After two hours the sliver of moon appeared in the left edge of the window. Tomorrow night it would finish its monthly wink, closing down completely, but tonight it was still visible, though heavy-lidded. It gave very little more light than the stars, an almost unnoticeable pallor that wouldn’t be able to make its presence known if there was any other light source at all.
But in the bedroom there wasn’t. The gray light crept at an angle across the room, picking up a dresser against the wall and a corner of the foot of the bed. As the moon eased across the sky, more of the bed came into existence, until the light touched on a bandaged hand. Dr. Beiny, being as considerate as possible, had taken the last finger of the left hand.

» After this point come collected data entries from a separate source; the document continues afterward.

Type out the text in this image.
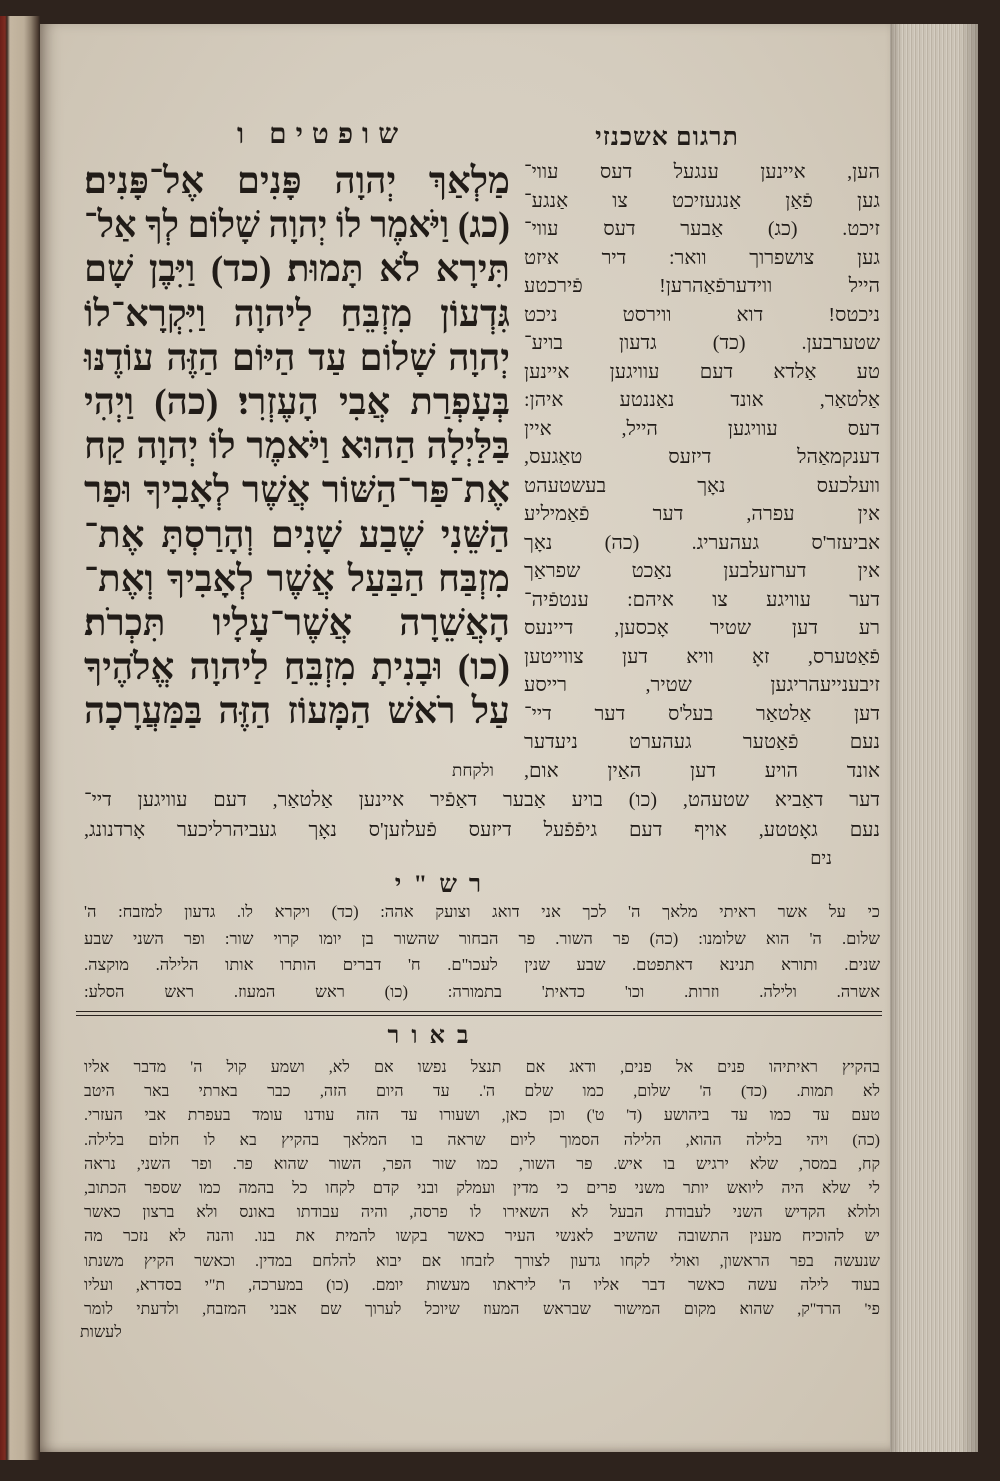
שופטים ו	תרגום אשכנזי
מַלְאַךְ יְהוָה פָּנִים אֶל־פָּנִים׃
(כג) וַיֹּאמֶר לוֹ יְהוָה שָׁלוֹם לְךָ אַל־
תִּירָא לֹא תָּמוּת׃ (כד) וַיִּבֶן שָׁם
גִּדְעוֹן מִזְבֵּחַ לַיהוָה וַיִּקְרָא־לוֹ
יְהוָה שָׁלוֹם עַד הַיּוֹם הַזֶּה עוֹדֶנּוּ
בְּעָפְרַת אֲבִי הָעֶזְרִי׃ (כה) וַיְהִי
בַּלַּיְלָה הַהוּא וַיֹּאמֶר לוֹ יְהוָה קַח
אֶת־פַּר־הַשּׁוֹר אֲשֶׁר לְאָבִיךָ וּפַר
הַשֵּׁנִי שֶׁבַע שָׁנִים וְהָרַסְתָּ אֶת־
מִזְבַּח הַבַּעַל אֲשֶׁר לְאָבִיךָ וְאֶת־
הָאֲשֵׁרָה אֲשֶׁר־עָלָיו תִּכְרֹת׃
(כו) וּבָנִיתָ מִזְבֵּחַ לַיהוָה אֱלֹהֶיךָ
עַל רֹאשׁ הַמָּעוֹז הַזֶּה בַּמַּעֲרָכָה
ולקחת
הען, איינען ענגעל דעס עווי־
גען פֿאַן אַנגעזיכט צו אַנגע־
זיכט. (כג) אַבער דעס עווי־
גען צושפרוך וואר: דיר איזט
הייל ווידערפֿאַהרען! פֿירכטע
ניכטס! דוא ווירסט ניכט
שטערבען. (כד) גדעון בויע־
טע אַלדא דעם עוויגען איינען
אַלטאַר, אונד נאַננטע איהן:
דעס עוויגען הייל, איין
דענקמאַהל דיזעס טאַגעס,
וועלכעס נאָך בעשטעהט
אין עפרה, דער פֿאַמיליע
אביעזר'ס געהעריג. (כה) נאָך
אין דערזעלבען נאַכט שפראַך
דער עוויגע צו איהם: ענטפֿיה־
רע דען שטיר אָכסען, דיינעס
פֿאַטערס, זאָ וויא דען צווייטען
זיבענייעהריגען שטיר, רייסע
דען אַלטאַר בעל'ס דער דיי־
נעם פֿאַטער געהערט ניעדער
אונד הויע דען האַין אום,
דער דאַביא שטעהט, (כו) בויע אַבער דאַפֿיר איינען אַלטאַר, דעם עוויגען דיי־
נעם גאָטטע, אויף דעם גיפֿפֿעל דיזעס פֿעלזען'ס נאָך געביהרליכער אָרדנונג,
נים
רש"י
כי על אשר ראיתי מלאך ה' לכך אני דואג וצועק אהה: (כד) ויקרא לו. גדעון למזבח: ה'
שלום. ה' הוא שלומנו: (כה) פר השור. פר הבחור שהשור בן יומו קרוי שור: ופר השני שבע
שנים. ותורא תנינא דאתפטם. שבע שנין לעכו"ם. ח' דברים הותרו אותו הלילה. מוקצה.
אשרה. ולילה. וזרות. וכו' כדאית' בתמורה: (כו) ראש המעוז. ראש הסלע:
באור
בהקיץ ראיתיהו פנים אל פנים, ודאג אם תנצל נפשו אם לא, ושמע קול ה' מדבר אליו
לא תמות. (כד) ה' שלום, כמו שלם ה'. עד היום הזה, כבר בארתי באר היטב
טעם עד כמו עד ביהושע (ד' ט') וכן כאן, ושעורו עד הזה עודנו עומד בעפרת אבי העזרי.
(כה) ויהי בלילה ההוא, הלילה הסמוך ליום שראה בו המלאך בהקיץ בא לו חלום בלילה.
קח, במסר, שלא ירגיש בו איש. פר השור, כמו שור הפר, השור שהוא פר. ופר השני, נראה
לי שלא היה ליואש יותר משני פרים כי מדין ועמלק ובני קדם לקחו כל בהמה כמו שספר הכתוב,
ולולא הקדיש השני לעבודת הבעל לא השאירו לו פרסה, והיה עבודתו באונס ולא ברצון כאשר
יש להוכיח מענין התשובה שהשיב לאנשי העיר כאשר בקשו להמית את בנו. והנה לא נזכר מה
שנעשה בפר הראשון, ואולי לקחו גדעון לצורך לזבחו אם יבוא להלחם במדין. וכאשר הקיץ משנתו
בעוד לילה עשה כאשר דבר אליו ה' ליראתו מעשות יומם. (כו) במערכה, ת"י בסדרא, ועליו
פי' הרד"ק, שהוא מקום המישור שבראש המעוז שיוכל לערוך שם אבני המזבח, ולדעתי לומר
לעשות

The moon’s angle reached Grofield’s face, the skin as pale and bloodless as the light that defined it. His breathing was very slow and very shallow, and his eyes did no moving at all behind the closed lids. At times his brain fluttered weakly with incoherent dreams that he wouldn’t remember if he ever woke up, but mostly he was quiescent.
The bullet had gone through his body, entering between two ribs and taking a small chip from one of them, passing near the heart, tearing tissue and lung, and exiting through a much larger hole in the back. Dr. Beiny had filled this body with medicines meant to promote healing and guard against infection, had closed and bandaged both holes, had added blood to the depleted store, and was feeding Grofield intravenously with a liquid composed mostly of protein and sugar. The apparatus in the room, chrome and glass, glinting dimly in the moonlight, gave the place the air of a hospital or a medical station near a battlefield: inverted bottle suspended from a chrome armature, syringes, beakers, full and empty squat medicine bottles with cork stoppers through which the hypodermic needle would be thrust.
By midnight the moon was halfway across the window space. A small sound occurred in Grofield’s throat, his eyes twitched inside the lids, the remaining fingers of his left hand contracted slightly. His heart beat slowly but erratically, and then it stopped. The fingers opened out a bit again, losing their tension. The eyes became still. The heart thudded again, blundered forward like a blind man in a dense woods. A long, slow, almost silent sigh emerged through Grofield’s slightly parted lips; not quite the soul leaving the body.